The growth in oil-train shipments fueled by the U.S. energy boom has stalled in recent months, dampened by safety problems and low crude prices.
The number of train cars carrying crude and other petroleum products peaked last fall, according to data from the Association of American Railroads, and began edging down. In March, oil-train traffic was down 7% on a year-over-year basis.
Railroads have been a major beneficiary of the U.S. energy boom, as oil companies turned to trains to move crude to refineries from remote oil fields in North Dakota and other areas not served by pipelines. Rail shipments of oil have expanded from 20 million barrels in 2010 to just under 374 million barrels last year, according to the U.S. Energy Information Administration.
About 1.38 million barrels a day of oil and fuels like gasoline rode the rails in March, versus an average of 1.5 million barrels a day in the same period a year ago, according to a Wall Street Journal analysis of the railroad association’s data.
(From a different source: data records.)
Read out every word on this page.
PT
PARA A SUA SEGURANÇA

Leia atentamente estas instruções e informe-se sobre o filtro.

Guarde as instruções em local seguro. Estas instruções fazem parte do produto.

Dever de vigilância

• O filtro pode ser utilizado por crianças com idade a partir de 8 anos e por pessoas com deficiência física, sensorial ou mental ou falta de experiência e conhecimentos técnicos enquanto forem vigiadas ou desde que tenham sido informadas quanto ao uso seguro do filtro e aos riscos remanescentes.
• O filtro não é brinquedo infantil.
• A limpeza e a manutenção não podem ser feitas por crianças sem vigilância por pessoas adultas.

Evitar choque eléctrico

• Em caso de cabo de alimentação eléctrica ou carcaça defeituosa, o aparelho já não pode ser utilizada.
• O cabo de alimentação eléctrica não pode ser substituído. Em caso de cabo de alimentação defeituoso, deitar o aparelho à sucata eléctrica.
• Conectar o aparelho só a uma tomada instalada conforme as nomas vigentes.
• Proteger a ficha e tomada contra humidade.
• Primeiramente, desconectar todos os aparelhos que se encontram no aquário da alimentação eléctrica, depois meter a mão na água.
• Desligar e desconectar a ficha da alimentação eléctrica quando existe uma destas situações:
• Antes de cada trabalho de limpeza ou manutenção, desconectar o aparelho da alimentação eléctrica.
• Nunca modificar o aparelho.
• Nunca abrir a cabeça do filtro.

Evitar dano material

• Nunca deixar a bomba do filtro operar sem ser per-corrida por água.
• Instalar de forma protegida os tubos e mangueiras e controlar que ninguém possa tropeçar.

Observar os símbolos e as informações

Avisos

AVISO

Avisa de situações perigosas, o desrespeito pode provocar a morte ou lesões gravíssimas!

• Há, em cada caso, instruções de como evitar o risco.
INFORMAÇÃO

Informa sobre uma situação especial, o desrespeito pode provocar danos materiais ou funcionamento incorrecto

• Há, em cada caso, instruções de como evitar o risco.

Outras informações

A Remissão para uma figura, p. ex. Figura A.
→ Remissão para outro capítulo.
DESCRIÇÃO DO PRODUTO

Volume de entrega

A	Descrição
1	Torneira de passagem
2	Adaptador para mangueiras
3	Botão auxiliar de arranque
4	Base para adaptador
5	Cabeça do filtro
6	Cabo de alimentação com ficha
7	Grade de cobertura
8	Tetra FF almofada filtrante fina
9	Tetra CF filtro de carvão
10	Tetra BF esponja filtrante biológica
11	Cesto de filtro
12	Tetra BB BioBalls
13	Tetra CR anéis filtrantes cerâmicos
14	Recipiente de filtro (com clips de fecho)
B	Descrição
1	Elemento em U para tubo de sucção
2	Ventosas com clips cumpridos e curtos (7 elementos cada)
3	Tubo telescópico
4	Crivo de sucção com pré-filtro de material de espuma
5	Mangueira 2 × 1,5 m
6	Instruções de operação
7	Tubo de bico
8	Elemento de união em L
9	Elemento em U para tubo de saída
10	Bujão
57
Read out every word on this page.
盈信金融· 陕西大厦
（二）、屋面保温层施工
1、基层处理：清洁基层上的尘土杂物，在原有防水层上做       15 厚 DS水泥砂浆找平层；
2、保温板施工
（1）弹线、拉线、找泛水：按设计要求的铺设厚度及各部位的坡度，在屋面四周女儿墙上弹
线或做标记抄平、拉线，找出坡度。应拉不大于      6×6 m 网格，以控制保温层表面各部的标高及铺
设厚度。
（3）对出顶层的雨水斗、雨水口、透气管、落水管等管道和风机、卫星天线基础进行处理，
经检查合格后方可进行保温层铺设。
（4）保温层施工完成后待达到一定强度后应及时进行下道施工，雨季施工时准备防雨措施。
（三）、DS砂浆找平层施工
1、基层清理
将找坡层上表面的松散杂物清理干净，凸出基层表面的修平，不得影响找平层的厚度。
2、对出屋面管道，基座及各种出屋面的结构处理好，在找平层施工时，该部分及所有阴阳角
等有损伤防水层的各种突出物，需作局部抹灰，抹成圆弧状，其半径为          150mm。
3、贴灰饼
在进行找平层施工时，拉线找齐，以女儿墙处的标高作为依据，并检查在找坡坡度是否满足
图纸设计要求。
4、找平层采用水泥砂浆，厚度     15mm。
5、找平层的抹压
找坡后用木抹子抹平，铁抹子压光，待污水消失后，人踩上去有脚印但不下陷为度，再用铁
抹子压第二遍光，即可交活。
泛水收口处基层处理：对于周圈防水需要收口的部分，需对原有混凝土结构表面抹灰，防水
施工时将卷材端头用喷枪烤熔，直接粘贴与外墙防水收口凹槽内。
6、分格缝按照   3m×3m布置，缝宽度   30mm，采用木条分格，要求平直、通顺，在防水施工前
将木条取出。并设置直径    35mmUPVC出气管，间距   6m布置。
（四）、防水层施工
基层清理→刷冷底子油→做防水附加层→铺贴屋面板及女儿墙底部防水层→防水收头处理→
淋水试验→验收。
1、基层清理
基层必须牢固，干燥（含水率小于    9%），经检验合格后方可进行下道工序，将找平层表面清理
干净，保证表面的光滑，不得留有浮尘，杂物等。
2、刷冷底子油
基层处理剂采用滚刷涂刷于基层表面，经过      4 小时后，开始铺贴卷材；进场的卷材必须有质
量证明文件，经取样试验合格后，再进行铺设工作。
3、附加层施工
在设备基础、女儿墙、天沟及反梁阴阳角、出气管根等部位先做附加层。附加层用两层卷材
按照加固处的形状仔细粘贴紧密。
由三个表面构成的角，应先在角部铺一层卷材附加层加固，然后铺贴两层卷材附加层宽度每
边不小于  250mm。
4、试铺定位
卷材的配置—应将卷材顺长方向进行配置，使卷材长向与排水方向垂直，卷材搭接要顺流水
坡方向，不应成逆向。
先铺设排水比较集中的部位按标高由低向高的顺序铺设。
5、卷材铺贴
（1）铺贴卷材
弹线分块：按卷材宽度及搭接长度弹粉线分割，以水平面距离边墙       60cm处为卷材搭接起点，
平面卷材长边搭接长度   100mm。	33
Oil-train traffic declined 1% in the fourth quarter of 2014 as crude-oil prices started to tumble toward $50 a barrel. More recently, data from the U.S. Energy Department show oil-train movements out of the prolific Bakken Shale in North Dakota have leveled off as drillers there have begun to pump less, though oil-train shipments from the Rocky Mountain region have risen.
The slowdown comes as federal safety experts call for stronger tank cars. On Monday the National Transportation Safety Board recommended an aggressive five-year schedule for phasing out or upgrading older railcars used to haul crude-oil. A string of oil train accidents in recent months have resulted in spills, intense fires and community evacuations. The NTSB said railcars in use today rupture too quickly and aren’t fire-resistant enough.
A few incidents have involved more modern tank cars—the CPC-1232 model. The NTSB also said the new railcar’s design isn’t sturdy enough. “We can’t wait a decade for safer rail cars,” said NTSB Chairman Christopher A. Hart Monday in a letter to federal transportation regulators.
Opponents of a fast phaseout have said that if tougher standards are introduced too quickly it will create a railcar shortage and make some oil train operations unprofitable.
Many refiners, including Philadelphia Energy Solutions, say they are still committed to shipping oil on trains. Chief Executive Phil Rinaldi in December said he likes that railroads don’t require long-term contractual agreements the way pipelines do. That allows his plant managers to buy crude only when it’s needed.
With pipelines, “you have to pay for that transit whether it makes sense or not,” Mr. Rinaldi said. “With rail, that’s not the case.”
Railroad operators have warned investors that their outlook for transporting crude is slightly weaker than it was last year, said David Vernon, a rail analyst at Sanford C. Bernstein & Co.
BNSF Railway Co., which is responsible for about 70% of U.S. oil-train traffic, operated as many as 10 trains a day last year, but is averaging nine a day now, a spokesman said.
A spate of fiery derailments have also interfered with rail traffic this year.
At least four trains carrying crude have derailed since February, and in some cases tanker cars filled with oil have erupted into fireballs.
BNSF said it shut its main railroad track through northern Illinois for four days last month following an oil-train explosion in Galena, Ill., 160 miles west of Chicago, which caused delays. And deliveries to a major oil-train unloading terminal in Yorktown, Va., were halted for a week in late February following a CSX derailment in West Virginia that sparked a massive fire, according to Genscape Inc., an energy monitoring firm that tracks oil-train traffic.
Languishing oil prices also make oil-train transportation look too expensive when compared to shipping in foreign oil.
“With lower crude prices, the extra cost of rail makes it a tougher choice,” compared to importing tankers filled with foreign crude, said Sandy Fielden, an analyst with RBN Energy LLC.
Shipping oil across the U.S. on a train can cost from about $6 a barrel to nearly $12, depending on where the oil is pumped and where it’s going, Genscape data show. That mode of transport only makes sense when the price of American crude-oil is significantly cheaper than oil pumped overseas.
At times in recent years, U.S. crude sold for $10 to $20 a barrel less than oil pumped in places like Europe and West Africa. The big differential has made shipping American oil on trains an attractive option, said Colin Halling, an analyst at Genscape. “The wider that spread is, the better it is for the economics of crude by rail,” he said.
In recent weeks, the price gap between U.S. and Brent, the benchmark foreign crude, has narrowed to about $7 a barrel, making some oil-train shipments too costly at this time. But analysts at Barclays Bank PLC have forecast that the U.S. benchmark may sell for $13 a barrel less than its foreign counterparts, which would bolster oil-train shipments later this year.
—Bob Tita and Laura Stevens contributed to this article.